Unit4. electric electronic

Every radio receiver or transmitter contains one or more oscillatory circuits round which is built. Such as a circuit consists of an inductance (a coil) and a capacitance (a capacitor) connected in series to from a closed LC circuit.

When a LC circuit is connected to a source of an alternating current an emf of self-inductance is generated in the coil. A LC circuit works on the principle that : if an alternating current flowing in a conductor will produce a alternating magnetic field around it, then a change in the number of lines of magnetic force which cut the conductor induce an efm of self-induction in it. The magnitude of this emf depends on the rate of change of magnetic flux linking with the conductor, i.e., on the rate of change of circuit, current and also on a property known as inductance.

The unit of inductance is henry (H). a circuit is said to have an inductance on henry when a current change one ampere per second induces an emf of self-induction of one volt. One thousandth of a henry is a millihenry (mH)

A straight conductor has its own self-inductance when it carries a varying current, but it is very small in magnitude. If this same conductor is wound into a coil, a magnetic flux produced by the current flowing in it will then link with the entire coil turns and lead to a significant rise in the inductance. To obtain large values of inductance, a core of steel or some other highly magnetic material is placed within the coil. The core makes it possible to effectively increase the flux leakages with the coil and therefore make it have a greater inductance. If it is necessary to obtain low inductance, the coil is wound without cores or wound on powdered-iron cores which have a low permeability. Coil are wound on powdered-iron cores when they have to operate at high frequencies, solid or laminated steel cores are impermissible in such cases because of the large energy loss in the core due to alternating magnetization.

Powdered-iron cores consist of fine grains of magnetic material, such as carbonyl iron, alsifer, etc, mixed with a suitable bonding material, (resins or waterglass) and hot pressed into core shapes at elevated temperatures

The simplest form of inductance coil is one wound in a single cylindrical layer on a round bobbin of pressboard. For higher inductance, the coil is wound with several layers of wire in a special manner known as "universal"

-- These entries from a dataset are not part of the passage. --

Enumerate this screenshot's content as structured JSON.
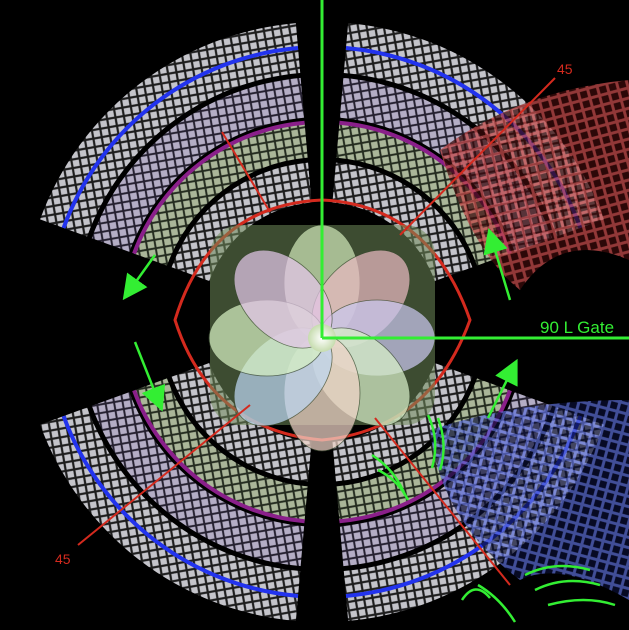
{
  "labels": {
    "angle_top_right": "45",
    "angle_bottom_left": "45",
    "gate": "90 L Gate"
  },
  "colors": {
    "background": "#000000",
    "guide_green": "#33ee33",
    "guide_red": "#d42a1e",
    "ring_blue": "#2233ee",
    "ring_purple": "#8a1f8a",
    "ring_pale_green": "#b8c9a0",
    "ring_lilac": "#cfc6e6"
  },
  "icons": [
    "arrow-icon",
    "curved-arrow-icon",
    "center-flower-icon"
  ]
}
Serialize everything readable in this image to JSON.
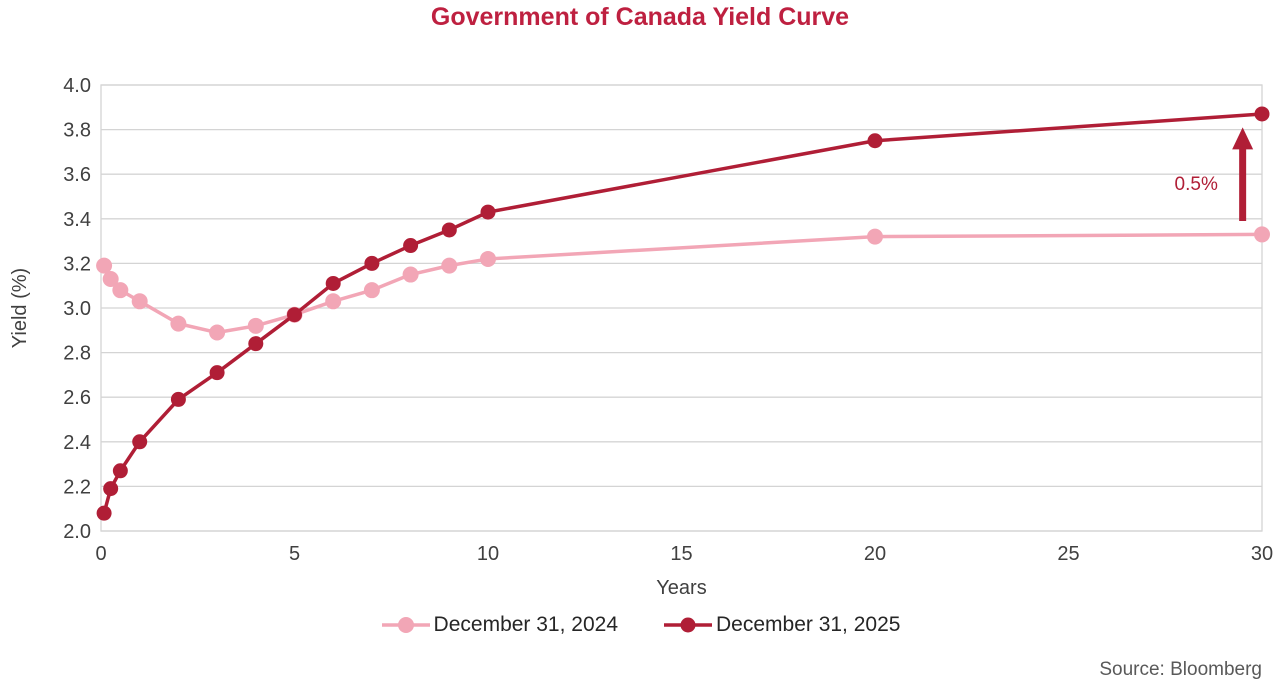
{
  "title": "Government of Canada Yield Curve",
  "source": "Source: Bloomberg",
  "colors": {
    "accent_title": "#BE2040",
    "series_2024_pink": "#F2A6B6",
    "series_2025_crimson": "#B01E36",
    "annotation_crimson": "#B01E36",
    "gridline": "#D4D4D4",
    "axis_text": "#404040",
    "legend_text": "#262626",
    "source_text": "#595959"
  },
  "chart_data": {
    "type": "line",
    "title": "Government of Canada Yield Curve",
    "xlabel": "Years",
    "ylabel": "Yield (%)",
    "xlim": [
      0,
      30
    ],
    "ylim": [
      2.0,
      4.0
    ],
    "x_ticks": [
      "0",
      "5",
      "10",
      "15",
      "20",
      "25",
      "30"
    ],
    "y_ticks": [
      "2.0",
      "2.2",
      "2.4",
      "2.6",
      "2.8",
      "3.0",
      "3.2",
      "3.4",
      "3.6",
      "3.8",
      "4.0"
    ],
    "grid": "horizontal",
    "legend_position": "bottom",
    "x": [
      0.08,
      0.25,
      0.5,
      1,
      2,
      3,
      4,
      5,
      6,
      7,
      8,
      9,
      10,
      20,
      30
    ],
    "series": [
      {
        "name": "December 31, 2024",
        "color": "#F2A6B6",
        "marker_radius": 8,
        "values": [
          3.19,
          3.13,
          3.08,
          3.03,
          2.93,
          2.89,
          2.92,
          2.97,
          3.03,
          3.08,
          3.15,
          3.19,
          3.22,
          3.32,
          3.33
        ]
      },
      {
        "name": "December 31, 2025",
        "color": "#B01E36",
        "marker_radius": 7.5,
        "values": [
          2.08,
          2.19,
          2.27,
          2.4,
          2.59,
          2.71,
          2.84,
          2.97,
          3.11,
          3.2,
          3.28,
          3.35,
          3.43,
          3.75,
          3.87
        ]
      }
    ],
    "annotation": {
      "label": "0.5%",
      "arrow_x": 29.5,
      "arrow_from": 3.39,
      "arrow_to": 3.81,
      "label_x": 28.3,
      "label_y": 3.56,
      "color": "#B01E36"
    }
  }
}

The second component of an LC oscillatory circuit is the capacitor or condenser. In its simplest form a capacitor consists of a two metal plates, or electrodes, separated by a layer of insulation, called the dielectric (which may be air). When a capacitor is connected to the terminals of a battery, it is charged, the plate connected to the positive pole accumulates a positive charge, while the left one connected to negative pole accumulates a negative charge. The potential difference equal to a battery emf is produced across the plates and an electric field is set up in the dielectric. When the charged capacitor is disconnected from the battery, the energy stored in its electric field is retained and the capacitor is become a sour of electric energy. The larger the area of the plates, the larger the charge it will take before its potential difference is equal to the emf of the source. The capacity of capacitance therefore depends on the plate area.

The unit of capacitance is farad (F), or the capacitance of a capacitor in which a charge of one coulomb of electricity produces a change of one volt in the potential difference between its plates. The farad is, however, much too large for the practical work. Capacitance is usually measured in microfarads; it is one millionth of a farad.

When a capacitor is connected in a circuit with an unvarying EMF (a dc circuit ), the current changing it will only flow around the circuit until the capacitor is charged to the full EMF of the source. In the circuit where the EMF is continuously varying in magnitude and reversing in direction (an ac circuit), on the other hand, the capacitor will be charged and discharged at the frequency of the applied EMF, and an capacitor will pass an alternating current and block the way for a direct current.

In accordance with the dielectric employed in them, the capacitors are classed as air, mica, paper, or ceramic capacitors. As to design, capacitor may be fixed or variable. In the first group are those the capacitance of which can not be changed, while the second group includes those in which the capacitance can be changed at over a large range. Fixed capacitors are most frequently made in the form of two long, metal-foil ribbon edges; the capacitor is completed by encasing it in a paper sleeve.